In tale contesto risulta indispensabile intraprendere studi che possano quantificare gli effetti dell’aumento di sostanza organica nei suoli di differenti areali. Di fronte a questa esigenza è nata una collaborazione tra il Dipartimento di Agronomia, Animali, Alimenti, Risorse naturali e Ambiente (DAFNAE) e il Consorzio di Bonifica del Veneto Orientale (CBVO) con l’obiettivo di sviluppare una strategia agronomica che incrementi il contenuto di sostanza organica dei terreni agricoli e ne migliori le capacità di ritenzione idrica a scala di Bacino (Figura 1 – www.labordocuweb.com/soilbank), tenendo conto delle peculiarità territoriali della regione Veneto. La strategia pensata si basa sull’integrazione di più pratiche, quali: l’utilizzo di fertilizzazione organica (compost o digestato solido); l’inserimento di cover crop invernali (triticale, senape, lolium e segale); e la gestione irrigua (irrigazione o non irrigazione). Le attività di sperimentazione, in corso da quattro anni presso l’Azienda Sperimentale del CBVO, prevedono il confronto fra dieci differenti tipi di integrazione delle pratiche sopra descritte, in una rotazione mais-soia, dove si valutano le prestazioni agronomiche delle colture e gli effetti sulle caratteristiche chimiche e microbiologiche del suolo.
Partendo da uno stock iniziale di carbonio organico pari a circa l’1% nel 2019, a quattro anni dall’avvio della sperimentazione tutte le strategie agronomiche, ad eccezione di una, hanno mostrato un aumento significativo di carbonio organico nei primi 40 cm di terreno (in media +0,13%) con valori compresi tra 2,8 e 10,3 t ha-1. Tale aumento equivale ad una immobilizzazione media annua di CO2 (nei primi 40 cm di terreno) variabile tra 2,6 e 9,4 t CO2 ha-1. La sperimentazione ha inoltre mostrato, dopo quattro anni, un generale aumento del contenuto di azoto organico e nitrati nel terreno, indipendentemente dal tipo fertilizzante organico applicato. Tale risultato ha sottolineato l’importanza dell’introduzione nella rotazione colturale delle cover crop in grado di ridurre il rischio di lisciviazione dei nitrati durante la stagione invernale.
Con riferimento alle colture da reddito, le rese in granella della soia sono state in linea con quelle ottenute in altre aziende dello stesso areale mentre per il mais sono state registrate rese in granella inferiori. Il diverso rendimento tra le due colture può essere giustificato dal fatto che per il mais (appartenente alla famiglia delle Poaceae) la mancata corrispondenza tra il ritmo di rilascio dell’azoto da parte dei fertilizzanti organici e la curva di assorbimento da parte della coltura ha ridotto le rese, mentre per la soia (appartenente alla famiglia delle Fabaceae), la capacità di azoto-fissazione ha sopperito alla scarsa disponibilità di azoto minerale.
Le attività di ricerca, ancora in corso, proseguiranno nei prossimi anni.
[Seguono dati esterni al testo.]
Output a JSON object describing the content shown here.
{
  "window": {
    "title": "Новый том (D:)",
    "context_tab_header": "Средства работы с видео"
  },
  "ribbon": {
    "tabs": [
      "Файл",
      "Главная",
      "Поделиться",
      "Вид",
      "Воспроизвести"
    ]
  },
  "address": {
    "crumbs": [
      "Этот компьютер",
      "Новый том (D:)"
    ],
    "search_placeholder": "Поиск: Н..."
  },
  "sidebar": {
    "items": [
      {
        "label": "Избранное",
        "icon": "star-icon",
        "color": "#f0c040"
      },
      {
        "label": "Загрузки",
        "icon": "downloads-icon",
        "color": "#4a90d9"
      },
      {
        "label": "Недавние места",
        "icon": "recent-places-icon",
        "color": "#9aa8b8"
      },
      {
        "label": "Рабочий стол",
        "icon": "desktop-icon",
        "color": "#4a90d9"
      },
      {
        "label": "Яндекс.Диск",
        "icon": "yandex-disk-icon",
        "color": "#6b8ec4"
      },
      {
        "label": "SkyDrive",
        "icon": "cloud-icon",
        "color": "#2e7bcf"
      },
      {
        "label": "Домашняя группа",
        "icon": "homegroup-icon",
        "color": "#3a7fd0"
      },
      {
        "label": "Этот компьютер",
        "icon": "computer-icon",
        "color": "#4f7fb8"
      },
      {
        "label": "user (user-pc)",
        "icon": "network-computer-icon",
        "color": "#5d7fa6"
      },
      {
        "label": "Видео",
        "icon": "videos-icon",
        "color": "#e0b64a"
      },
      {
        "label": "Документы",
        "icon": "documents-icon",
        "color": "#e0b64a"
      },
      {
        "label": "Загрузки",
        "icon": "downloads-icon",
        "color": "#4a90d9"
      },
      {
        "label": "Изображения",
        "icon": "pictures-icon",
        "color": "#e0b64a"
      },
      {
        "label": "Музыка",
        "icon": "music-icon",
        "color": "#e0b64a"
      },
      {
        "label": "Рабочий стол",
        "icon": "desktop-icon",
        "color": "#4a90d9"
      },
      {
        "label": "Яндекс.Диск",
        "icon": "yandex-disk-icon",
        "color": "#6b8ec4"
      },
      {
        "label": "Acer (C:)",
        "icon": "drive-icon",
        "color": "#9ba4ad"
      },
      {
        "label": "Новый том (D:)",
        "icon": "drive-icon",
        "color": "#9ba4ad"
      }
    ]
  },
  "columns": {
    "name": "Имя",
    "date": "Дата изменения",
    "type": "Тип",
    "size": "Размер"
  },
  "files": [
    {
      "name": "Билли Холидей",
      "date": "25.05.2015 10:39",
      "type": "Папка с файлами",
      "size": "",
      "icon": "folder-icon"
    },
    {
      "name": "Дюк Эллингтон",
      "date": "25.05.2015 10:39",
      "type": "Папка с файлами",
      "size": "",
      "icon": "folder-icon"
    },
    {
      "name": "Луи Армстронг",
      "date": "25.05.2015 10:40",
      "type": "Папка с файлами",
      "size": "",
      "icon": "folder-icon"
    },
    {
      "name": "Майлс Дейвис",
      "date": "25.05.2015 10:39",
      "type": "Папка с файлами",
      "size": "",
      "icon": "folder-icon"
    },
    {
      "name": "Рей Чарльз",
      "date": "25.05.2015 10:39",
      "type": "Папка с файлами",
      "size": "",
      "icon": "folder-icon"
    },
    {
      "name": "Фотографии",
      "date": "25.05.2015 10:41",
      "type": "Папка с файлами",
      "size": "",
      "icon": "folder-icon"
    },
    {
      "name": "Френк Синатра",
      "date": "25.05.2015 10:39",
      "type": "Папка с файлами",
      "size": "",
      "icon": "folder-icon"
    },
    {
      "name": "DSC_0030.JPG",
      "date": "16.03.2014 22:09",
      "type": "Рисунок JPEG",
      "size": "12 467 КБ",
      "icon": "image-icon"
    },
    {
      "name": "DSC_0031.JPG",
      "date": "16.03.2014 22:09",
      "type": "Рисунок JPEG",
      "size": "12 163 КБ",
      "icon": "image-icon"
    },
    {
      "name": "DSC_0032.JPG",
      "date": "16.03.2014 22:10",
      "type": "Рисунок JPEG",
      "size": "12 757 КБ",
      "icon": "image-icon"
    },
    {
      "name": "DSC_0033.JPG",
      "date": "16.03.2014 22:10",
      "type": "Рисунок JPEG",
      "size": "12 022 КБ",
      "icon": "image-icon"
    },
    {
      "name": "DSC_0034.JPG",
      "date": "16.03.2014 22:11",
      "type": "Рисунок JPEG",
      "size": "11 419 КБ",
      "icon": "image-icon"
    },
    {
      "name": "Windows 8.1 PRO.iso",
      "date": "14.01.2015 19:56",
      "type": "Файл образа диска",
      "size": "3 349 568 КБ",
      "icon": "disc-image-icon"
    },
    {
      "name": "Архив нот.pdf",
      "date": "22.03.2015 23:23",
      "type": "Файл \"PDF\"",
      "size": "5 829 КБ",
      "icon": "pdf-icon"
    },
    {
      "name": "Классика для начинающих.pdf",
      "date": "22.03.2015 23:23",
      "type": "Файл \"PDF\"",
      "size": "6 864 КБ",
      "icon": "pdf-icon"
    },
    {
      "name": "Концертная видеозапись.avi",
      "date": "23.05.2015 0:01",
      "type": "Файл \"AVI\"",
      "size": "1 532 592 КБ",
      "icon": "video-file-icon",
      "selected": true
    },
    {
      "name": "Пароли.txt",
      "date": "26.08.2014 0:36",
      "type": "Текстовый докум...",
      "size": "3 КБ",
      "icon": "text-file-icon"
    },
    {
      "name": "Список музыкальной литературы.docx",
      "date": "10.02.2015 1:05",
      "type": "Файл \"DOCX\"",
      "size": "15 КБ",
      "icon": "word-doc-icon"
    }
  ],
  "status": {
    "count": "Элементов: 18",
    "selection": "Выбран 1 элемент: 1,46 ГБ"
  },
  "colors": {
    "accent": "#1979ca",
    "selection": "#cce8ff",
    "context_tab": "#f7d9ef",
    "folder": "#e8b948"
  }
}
Nello specifico si valuterà l’evoluzione del contenuto di sostanza organica del terreno nel medio-lungo periodo, analizzando l’effetto idrologico di questo incremento, mentre si punterà ad ottimizzare la gestione nutrizionale del mais.
Figura 1. Vista aerea di parte del sito sperimentale dopo la distribuzione delle matrici organiche (compost e digestato), prima dell’interramento.